To cover the costs, Rockford police are set to pay $3.1 million and the sheriff's office will contribute $1.4 million. Both agencies account for nearly 75 percent of all law enforcement personnel in the county.
In the recent correspondence from Rockford officials to outlying county agencies, Rockton will be asked to pay $182,926; Roscoe $145,468; and South Beloit $146,000.
Costs for the municipalities were drafted based upon the number of sworn officers employed by each agency, according to Bergsten's letter obtained by the Beloit Daily News. Rockton has 19 total officers, four of whom work only during special events like parades and Old Settlers Days, according to Rockton Police Chief Stephen Dickson. Roscoe has 16 officers, while South Beloit has 11 officers on staff, with 13 budgeted.
South Beloit Police Chief Pat Hoey, who previously served in the Rockford Police Department as an assistant chief involved in early consolidation talks, said the effort was "important to have consolidation." But he recognized the shock felt by all municipalities.
Hoey said the early discussions followed similar trends currently circulating, noting consultants in the early 2000s noted the consolidation wouldn't save money for "quite some time."
Hoey said he hoped the county would consider a different cost model, combining either call volumes alone or both call volumes and sworn staff.
Dickson and Roscoe Village Administrator Scott Sanders said the process had lacked communication or input from smaller communities. Previously, all three municipalities had not been required to pay for dispatch services. Dickson questioned why the contribution rates varied.
"They can paint the picture however they want, but it's not fair," Dickson said.
Rockford and county officials have said the consolidation would eliminate the need to transfer thousands of calls annually. Winnebago County Board Chairman Frank Haney could not immediately be reached for comment.
"I don't think any response time has suffered in the past," Dickson speculated.
With being left out of the decision-making process, officials in Rockton, Roscoe and South Beloit said they were considering a feasibility study to determine whether an independent dispatch facility would be more affordable by pooling resources.
"If there's a service, you should have to pay for it," Sanders said. "That's the reality of it. It's frustrating not to have input and to be presented a scenario with little or no say on the process."
Officials stressed the outlying feasibility study was in its early stages, with Sanders noting that Loves Park officials have indicated interest in the idea. Loves Park previously paid the county $140,000 annually for dispatch services. Under the consolidation plan, the municipality would be required to pay $355,399.
The effort picked up steam this year as the sheriff's office accounts for $4.3 million in cuts passed in the county's balanced 2018 budget.
Dickson said conversations with Sheriff Gary Caruana hadn't swayed the top county law enforcement officer's decision to consolidate.
"We're in the dark throughout the process, Dickson said. "There are a lot of unanswered questions."

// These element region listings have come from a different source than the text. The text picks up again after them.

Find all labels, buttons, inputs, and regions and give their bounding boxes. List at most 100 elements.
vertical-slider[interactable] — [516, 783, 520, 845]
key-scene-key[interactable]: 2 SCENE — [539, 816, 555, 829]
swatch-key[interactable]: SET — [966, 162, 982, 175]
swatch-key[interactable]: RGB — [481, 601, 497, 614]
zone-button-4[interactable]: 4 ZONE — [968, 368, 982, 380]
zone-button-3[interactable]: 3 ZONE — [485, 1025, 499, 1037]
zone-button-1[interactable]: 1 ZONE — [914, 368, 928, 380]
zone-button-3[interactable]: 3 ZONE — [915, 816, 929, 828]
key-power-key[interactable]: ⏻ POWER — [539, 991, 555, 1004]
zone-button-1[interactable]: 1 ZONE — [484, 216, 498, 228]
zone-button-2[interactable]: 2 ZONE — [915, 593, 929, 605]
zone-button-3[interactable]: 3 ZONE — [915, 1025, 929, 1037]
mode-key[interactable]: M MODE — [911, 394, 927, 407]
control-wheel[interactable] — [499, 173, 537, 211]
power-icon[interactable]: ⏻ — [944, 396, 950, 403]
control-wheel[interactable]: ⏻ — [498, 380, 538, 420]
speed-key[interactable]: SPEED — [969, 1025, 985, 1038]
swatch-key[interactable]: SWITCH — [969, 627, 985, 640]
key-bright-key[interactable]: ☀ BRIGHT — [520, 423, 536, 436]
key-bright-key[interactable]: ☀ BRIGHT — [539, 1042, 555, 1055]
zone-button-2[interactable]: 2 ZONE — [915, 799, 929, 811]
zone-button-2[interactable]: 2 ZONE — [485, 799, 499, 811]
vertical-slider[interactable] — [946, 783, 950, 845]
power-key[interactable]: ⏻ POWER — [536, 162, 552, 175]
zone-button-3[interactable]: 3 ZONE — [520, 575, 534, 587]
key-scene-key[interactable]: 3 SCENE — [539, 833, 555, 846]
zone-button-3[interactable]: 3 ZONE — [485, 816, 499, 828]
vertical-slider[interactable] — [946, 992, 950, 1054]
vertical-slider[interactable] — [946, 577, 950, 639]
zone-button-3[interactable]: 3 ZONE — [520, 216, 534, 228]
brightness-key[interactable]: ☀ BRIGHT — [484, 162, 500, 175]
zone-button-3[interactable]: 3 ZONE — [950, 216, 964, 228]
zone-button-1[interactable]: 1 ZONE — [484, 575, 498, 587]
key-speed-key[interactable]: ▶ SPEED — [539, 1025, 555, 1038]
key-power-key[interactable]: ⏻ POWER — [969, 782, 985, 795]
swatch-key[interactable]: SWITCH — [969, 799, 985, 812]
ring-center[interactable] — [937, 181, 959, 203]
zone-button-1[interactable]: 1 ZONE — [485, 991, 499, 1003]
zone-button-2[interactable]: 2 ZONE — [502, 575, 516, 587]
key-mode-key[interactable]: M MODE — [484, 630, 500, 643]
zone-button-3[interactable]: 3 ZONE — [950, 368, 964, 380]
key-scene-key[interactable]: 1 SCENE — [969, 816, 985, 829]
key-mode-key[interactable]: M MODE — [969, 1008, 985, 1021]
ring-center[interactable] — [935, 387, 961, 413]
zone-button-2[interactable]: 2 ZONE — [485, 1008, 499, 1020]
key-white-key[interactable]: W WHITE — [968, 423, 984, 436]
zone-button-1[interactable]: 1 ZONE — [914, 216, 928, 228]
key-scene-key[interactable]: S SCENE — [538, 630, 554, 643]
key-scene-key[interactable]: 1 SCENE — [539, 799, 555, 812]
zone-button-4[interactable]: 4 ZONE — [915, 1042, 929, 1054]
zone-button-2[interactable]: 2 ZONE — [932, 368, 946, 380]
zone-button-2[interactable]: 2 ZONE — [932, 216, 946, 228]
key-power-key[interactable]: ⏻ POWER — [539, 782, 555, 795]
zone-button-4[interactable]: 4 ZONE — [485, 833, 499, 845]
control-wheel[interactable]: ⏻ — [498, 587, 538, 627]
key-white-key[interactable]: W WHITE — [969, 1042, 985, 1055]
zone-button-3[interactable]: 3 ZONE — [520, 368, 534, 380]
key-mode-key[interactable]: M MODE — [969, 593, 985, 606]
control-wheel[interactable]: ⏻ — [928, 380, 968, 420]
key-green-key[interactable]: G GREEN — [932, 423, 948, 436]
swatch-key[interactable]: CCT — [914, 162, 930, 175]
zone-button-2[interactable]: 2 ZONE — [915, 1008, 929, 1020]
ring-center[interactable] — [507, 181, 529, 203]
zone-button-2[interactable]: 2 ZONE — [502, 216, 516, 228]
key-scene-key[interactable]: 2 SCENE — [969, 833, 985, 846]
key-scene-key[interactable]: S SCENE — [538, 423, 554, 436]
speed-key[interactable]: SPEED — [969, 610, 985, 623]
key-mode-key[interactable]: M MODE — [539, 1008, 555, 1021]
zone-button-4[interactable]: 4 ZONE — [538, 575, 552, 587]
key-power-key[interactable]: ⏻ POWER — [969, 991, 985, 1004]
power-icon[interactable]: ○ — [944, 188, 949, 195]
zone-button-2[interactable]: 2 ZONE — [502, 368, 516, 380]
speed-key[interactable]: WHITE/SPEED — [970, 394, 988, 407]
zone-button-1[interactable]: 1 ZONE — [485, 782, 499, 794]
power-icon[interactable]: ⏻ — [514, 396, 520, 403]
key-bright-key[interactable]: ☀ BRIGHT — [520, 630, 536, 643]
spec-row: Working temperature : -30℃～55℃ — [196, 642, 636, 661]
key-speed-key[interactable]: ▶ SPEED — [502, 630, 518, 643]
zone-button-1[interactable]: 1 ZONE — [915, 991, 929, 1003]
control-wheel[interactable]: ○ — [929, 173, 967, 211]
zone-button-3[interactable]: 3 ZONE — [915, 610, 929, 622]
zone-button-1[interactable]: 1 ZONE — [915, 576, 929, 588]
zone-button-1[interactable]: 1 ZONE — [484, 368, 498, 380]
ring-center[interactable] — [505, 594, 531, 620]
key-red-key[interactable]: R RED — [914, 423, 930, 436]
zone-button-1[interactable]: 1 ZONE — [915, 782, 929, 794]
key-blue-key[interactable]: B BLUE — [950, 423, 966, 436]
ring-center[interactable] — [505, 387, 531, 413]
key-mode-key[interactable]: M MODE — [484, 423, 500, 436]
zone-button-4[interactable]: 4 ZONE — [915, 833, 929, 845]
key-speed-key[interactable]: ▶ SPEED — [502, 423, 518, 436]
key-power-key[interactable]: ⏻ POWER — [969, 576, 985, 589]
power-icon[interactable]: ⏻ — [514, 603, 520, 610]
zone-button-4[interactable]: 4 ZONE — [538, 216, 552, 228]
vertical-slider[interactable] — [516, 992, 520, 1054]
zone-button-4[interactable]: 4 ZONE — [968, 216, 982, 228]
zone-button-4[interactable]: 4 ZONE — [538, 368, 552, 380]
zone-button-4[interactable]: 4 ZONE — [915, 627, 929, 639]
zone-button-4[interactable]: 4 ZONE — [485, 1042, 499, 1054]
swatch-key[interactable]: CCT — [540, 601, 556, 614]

No specific timeline was mentioned in the letter sent to municipalities, with Bergsten's letter noting the transition would occur in "early 2018," according to the document.
The consolidation effort will require multiple intergovernmental agreements, alongside modifications with the Illinois Commerce Commission related to the county's 911 plan, Sanders said.
As part of the plan, Boone County 911 dispatch would become Rockford's back up.
The early notice given by Rockford comes a bit late for South Beloit, with the municipality approving its overall budget Monday without accounting for the impending dispatch consolidation charge.
"We will make it a priority to pay whatever the agreed upon fee would be," Hoey said.
Rockton's fiscal year ends June 1, with no plan being announced to cover the anticipated cost. Dickson speculated the new charge could result in the department laying off staff.
Roscoe approved its 2018 budget Tuesday, setting aside $100,000 towards the initial cost, Sanders said.